What is a Hernia?
A hernia is a tear in the lining of your abdominal wall. It is actually a hole that allows tissues inside the abdomen to stick out. This often causes pain and bulging and can be very uncomfortable. This can happen in any part of the abdomen in men and women of all ages. Adult hernias usually are the result of strain on the abdominal wall caused by aging, genetic predisposition, heavy lifting, pregnancy, athletic activities, obesity, previous surgery, constipation, and chronic coughing. There are two types of hernias:
- Ventral hernia is located in the abdomen and may appear at an incision site any time after surgery (incisional hernia).

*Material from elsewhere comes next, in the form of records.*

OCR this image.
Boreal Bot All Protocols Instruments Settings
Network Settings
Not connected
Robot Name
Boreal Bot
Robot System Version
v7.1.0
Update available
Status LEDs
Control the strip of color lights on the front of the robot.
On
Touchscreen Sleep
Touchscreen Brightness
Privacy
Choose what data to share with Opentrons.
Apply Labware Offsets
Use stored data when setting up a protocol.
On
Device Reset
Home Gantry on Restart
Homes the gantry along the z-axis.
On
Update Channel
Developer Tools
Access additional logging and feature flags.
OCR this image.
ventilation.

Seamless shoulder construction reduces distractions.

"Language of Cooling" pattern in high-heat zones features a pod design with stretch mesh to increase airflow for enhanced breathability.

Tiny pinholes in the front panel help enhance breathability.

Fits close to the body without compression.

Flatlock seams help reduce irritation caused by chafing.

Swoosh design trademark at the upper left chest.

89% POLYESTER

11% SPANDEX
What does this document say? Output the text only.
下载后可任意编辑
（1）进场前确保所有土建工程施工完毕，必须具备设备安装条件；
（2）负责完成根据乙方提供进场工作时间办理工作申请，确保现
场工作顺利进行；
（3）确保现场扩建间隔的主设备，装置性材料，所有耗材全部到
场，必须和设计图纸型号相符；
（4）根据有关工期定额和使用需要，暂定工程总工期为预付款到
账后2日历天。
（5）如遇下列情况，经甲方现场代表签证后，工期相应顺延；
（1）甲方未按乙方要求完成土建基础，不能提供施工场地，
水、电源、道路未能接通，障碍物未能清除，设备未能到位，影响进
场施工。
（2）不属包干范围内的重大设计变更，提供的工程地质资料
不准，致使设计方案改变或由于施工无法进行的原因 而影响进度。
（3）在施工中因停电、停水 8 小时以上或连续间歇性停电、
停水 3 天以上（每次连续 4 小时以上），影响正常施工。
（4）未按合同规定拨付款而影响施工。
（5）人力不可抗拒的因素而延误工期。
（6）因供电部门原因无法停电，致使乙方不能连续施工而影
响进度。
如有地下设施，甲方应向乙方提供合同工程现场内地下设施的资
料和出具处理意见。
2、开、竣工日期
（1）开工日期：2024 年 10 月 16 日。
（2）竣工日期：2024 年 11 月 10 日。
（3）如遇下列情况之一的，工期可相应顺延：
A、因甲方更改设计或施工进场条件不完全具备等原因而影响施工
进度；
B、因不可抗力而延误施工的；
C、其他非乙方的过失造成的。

- Inguinal hernia occurs in the groin area.
What is a Hiatal Hernia?
A hiatal hernia occurs when the muscle tissue around the opening becomes weak and the upper part of your stomach bulges up through the diaphragm into your chest cavity. A large hiatal hernia can allow food and acid to back up into your esophagus, leading to heartburn and difficulty swallowing. If a hiatal hernia is causing Gastroesophageal Reflux Disease (GERD) symptoms, your surgeon may also repair the hernia during this operation.
Your doctor may suggest lifestyle changes to ease the pain and other symptoms, but surgery is often the only way to truly repair a hernia. During hernia repair surgery, an incision is made near the site of the hernia. The hernia is usually repaired with mesh by stitching, stapling or clipping it to the muscle around the hernia site. The hernia site can also be sewn directly together. Hernia repair can be done using traditional open surgery, minimally invasive (laparoscopic) surgery or robotic surgery.